Companies such as CBS, NBC (owned by Comcast), ESPN, and Fox have deals with the NFL, with an agreed 7% annual raise, meaning that the NFL is guaranteed to net at least $3.1b per year by 2022.
Licensing and Merchandising Deals
Apart from its massive TV deals, the NFL sells licensing and merchandising rights to companies so that they can sell items that represent the NFL. In 2018, the NFL, in cahoots with Nike, signed a 10-year licensing deal with online sports retailer Fanatics to make the brand the exclusive manufacturer of all adult-sized, Nike-branded merchandise through the league’s online store. Although the value of this deal is undisclosed, there are indications that it doesn’t come close in terms of worth to the mammoth TV deals.
Concessions and Ticket Sales
NFL Stadiums sit at least 70,000 people, and oftentimes, these stadiums are not enough to sit the throng of people that want to experience matchday action live. In 2000, an NFL ticket was priced at $30, though as of last year, it was sold at $151. While there is also an average increase in price of 7% annually, these prices pale with what is accrued from TV.
In order to increase revenue from ticket sales, teams have renovated their stadia to provide a premium experience. Concessions are given to food vendors, although the margins are quite minimal compared to the sale of soda and beer, which generate up to 90% markup. Averagely, an NFL team earns about $8m, of which 8% is profit, with about 55% going to pay musicians or athletes, 10% for general stadium administration, 5% to the coaching staff and 5% in taxes. Concerts and non-football events are also an avenue to make money, but there are also limitations for growth.
Uniforms, TV transitions, and merchandise are a key source of corporate sponsorships as brands and major companies pay NFL teams to display their logos on these media. However, naming rights to stadiums are the most coveted. The Met Life in New York and the AT&T Stadium in Dallas have naming rights that are worth $19m a year, according to the New York Times.
There are plans for the future…..
Like all properly-run businesses, the NFL is also projecting long-term as it seeks to conquer new landscapes and secure even more viewership in the US, and spread its tentacles all over the world into uncharted territories. It has plans for increased TV deals. Streaming is also not left out, as these deals will continually be on the rise in the years to come. Gambling will also become more significant in terms of revenue, although the league body is officially against it.

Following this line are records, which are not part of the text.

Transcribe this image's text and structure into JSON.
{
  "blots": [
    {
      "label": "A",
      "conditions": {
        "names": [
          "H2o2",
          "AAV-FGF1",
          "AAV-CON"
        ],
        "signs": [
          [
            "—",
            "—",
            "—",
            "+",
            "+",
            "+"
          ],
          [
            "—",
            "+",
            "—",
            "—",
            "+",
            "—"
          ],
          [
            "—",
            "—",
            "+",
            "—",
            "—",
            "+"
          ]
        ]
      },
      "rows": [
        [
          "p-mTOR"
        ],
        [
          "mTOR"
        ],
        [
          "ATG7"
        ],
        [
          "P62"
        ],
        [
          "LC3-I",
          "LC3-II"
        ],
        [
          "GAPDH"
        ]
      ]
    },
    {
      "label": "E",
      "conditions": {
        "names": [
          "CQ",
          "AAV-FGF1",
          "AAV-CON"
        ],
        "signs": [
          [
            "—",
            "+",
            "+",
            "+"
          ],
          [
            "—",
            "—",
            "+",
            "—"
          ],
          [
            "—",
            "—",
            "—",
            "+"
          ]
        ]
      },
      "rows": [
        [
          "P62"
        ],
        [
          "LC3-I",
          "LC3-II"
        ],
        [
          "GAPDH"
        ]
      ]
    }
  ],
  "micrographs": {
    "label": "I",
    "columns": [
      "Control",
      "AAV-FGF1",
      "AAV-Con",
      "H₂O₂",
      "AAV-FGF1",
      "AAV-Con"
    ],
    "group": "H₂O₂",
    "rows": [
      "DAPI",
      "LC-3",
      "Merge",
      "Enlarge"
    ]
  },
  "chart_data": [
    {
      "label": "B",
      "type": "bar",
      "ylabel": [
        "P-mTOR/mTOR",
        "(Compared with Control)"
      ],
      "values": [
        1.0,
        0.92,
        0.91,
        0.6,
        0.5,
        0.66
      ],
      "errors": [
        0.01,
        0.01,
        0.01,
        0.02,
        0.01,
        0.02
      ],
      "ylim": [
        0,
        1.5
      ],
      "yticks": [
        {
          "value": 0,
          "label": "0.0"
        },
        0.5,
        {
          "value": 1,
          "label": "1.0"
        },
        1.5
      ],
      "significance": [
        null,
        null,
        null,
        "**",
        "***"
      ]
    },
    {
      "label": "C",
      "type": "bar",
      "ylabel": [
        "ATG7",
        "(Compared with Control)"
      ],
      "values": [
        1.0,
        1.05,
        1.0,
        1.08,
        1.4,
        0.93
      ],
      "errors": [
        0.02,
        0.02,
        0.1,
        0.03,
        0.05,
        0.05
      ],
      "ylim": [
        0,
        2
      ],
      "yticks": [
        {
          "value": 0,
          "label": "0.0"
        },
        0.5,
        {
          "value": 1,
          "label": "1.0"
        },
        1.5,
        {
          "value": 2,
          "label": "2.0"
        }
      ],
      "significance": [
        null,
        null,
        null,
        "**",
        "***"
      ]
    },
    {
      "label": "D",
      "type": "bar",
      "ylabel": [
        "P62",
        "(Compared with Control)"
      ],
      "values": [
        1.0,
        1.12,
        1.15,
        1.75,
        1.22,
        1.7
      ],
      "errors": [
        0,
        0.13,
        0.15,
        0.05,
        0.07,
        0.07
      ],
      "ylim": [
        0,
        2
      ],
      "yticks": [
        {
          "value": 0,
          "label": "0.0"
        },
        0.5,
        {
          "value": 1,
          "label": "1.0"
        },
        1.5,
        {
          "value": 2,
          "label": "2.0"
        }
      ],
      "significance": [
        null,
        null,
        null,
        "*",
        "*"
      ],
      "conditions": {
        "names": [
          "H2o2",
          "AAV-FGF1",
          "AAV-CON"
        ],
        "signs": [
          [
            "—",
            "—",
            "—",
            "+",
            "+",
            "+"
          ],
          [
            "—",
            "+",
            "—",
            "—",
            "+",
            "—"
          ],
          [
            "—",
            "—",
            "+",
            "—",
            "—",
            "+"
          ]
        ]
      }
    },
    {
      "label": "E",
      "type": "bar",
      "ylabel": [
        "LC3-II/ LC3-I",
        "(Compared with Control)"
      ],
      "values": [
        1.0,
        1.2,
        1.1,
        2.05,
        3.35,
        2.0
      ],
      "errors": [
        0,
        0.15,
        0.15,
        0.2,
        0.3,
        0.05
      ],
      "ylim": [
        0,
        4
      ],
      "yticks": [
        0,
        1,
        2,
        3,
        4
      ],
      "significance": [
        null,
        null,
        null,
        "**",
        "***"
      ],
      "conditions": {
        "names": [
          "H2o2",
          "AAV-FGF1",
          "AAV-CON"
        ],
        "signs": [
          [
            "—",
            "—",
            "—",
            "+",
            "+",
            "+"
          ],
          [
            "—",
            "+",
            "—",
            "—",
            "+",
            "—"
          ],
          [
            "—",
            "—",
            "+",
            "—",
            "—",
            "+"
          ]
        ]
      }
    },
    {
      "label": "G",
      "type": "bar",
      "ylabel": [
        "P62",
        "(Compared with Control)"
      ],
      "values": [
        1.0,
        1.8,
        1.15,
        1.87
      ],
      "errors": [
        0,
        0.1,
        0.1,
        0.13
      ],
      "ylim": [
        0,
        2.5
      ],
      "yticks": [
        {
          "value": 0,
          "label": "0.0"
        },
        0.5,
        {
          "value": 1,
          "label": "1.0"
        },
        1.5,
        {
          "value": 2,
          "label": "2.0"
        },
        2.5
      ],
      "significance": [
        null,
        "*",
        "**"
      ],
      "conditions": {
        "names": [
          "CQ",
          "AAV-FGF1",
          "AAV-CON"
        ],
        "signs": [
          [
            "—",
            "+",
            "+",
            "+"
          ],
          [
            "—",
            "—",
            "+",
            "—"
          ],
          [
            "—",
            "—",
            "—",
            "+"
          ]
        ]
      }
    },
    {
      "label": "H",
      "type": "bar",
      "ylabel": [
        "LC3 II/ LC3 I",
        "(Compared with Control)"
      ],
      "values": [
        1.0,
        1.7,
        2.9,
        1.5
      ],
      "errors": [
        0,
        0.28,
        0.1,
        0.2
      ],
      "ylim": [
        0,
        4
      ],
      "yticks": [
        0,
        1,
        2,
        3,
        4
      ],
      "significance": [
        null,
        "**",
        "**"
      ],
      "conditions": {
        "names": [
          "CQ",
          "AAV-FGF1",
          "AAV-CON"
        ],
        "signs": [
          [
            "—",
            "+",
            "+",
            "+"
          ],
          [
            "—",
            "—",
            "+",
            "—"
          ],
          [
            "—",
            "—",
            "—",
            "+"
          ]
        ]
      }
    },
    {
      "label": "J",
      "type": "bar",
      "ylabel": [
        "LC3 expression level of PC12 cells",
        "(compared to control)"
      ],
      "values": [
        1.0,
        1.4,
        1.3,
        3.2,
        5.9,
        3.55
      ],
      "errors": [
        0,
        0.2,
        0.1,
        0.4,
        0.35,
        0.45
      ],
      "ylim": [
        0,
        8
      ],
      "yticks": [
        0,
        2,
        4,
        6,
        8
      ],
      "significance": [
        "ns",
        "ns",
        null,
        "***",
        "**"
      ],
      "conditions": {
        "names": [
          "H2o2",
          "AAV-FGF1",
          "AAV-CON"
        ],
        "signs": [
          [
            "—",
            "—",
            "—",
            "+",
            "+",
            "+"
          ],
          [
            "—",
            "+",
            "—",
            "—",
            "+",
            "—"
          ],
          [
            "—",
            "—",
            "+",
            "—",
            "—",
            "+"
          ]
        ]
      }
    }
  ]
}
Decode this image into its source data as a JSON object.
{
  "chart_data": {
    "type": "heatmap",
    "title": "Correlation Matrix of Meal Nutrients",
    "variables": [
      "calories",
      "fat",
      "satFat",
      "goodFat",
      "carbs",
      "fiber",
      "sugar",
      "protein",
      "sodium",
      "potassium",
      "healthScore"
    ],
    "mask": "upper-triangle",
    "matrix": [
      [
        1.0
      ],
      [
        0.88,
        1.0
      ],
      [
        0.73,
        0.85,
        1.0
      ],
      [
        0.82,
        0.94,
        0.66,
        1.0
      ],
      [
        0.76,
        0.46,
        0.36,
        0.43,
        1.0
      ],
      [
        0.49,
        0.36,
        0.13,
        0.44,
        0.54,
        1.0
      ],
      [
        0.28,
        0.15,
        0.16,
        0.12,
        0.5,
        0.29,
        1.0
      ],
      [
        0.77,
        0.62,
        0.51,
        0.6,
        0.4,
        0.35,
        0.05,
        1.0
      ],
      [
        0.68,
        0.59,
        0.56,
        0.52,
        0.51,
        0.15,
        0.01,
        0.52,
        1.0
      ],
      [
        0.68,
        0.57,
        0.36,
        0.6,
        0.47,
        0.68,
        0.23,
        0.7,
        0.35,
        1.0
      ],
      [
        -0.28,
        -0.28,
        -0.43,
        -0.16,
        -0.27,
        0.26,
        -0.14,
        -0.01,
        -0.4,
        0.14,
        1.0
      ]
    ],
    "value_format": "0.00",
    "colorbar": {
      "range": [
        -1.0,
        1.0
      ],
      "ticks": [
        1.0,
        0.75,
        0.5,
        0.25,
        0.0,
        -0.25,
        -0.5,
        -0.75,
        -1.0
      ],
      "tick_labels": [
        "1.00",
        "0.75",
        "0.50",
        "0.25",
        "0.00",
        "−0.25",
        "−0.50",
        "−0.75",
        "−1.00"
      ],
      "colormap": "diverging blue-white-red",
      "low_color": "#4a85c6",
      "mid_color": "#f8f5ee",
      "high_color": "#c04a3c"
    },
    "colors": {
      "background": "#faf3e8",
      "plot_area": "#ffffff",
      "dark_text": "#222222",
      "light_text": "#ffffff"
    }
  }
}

The NFL could decide to partner with established casinos and set up betting parlours in stadiums. With American sports gambling being worth a reported $150bn annually, the opportunities are endless, and the NFL could tap into this.
The earning power of the NFL is mind-boggling with the potential to be more. It has become one of the most successful sports leagues in the world and doesn’t look like it will rest on its laurels anytime soon. The structure, organization, and fan love mean it will continue to rake in remarkable numbers.
While Covid-19 and steady declining viewership mean that the bottomline will be affected, there is still enough going on for the league to ensure that it will stay on course for its large profits forecast.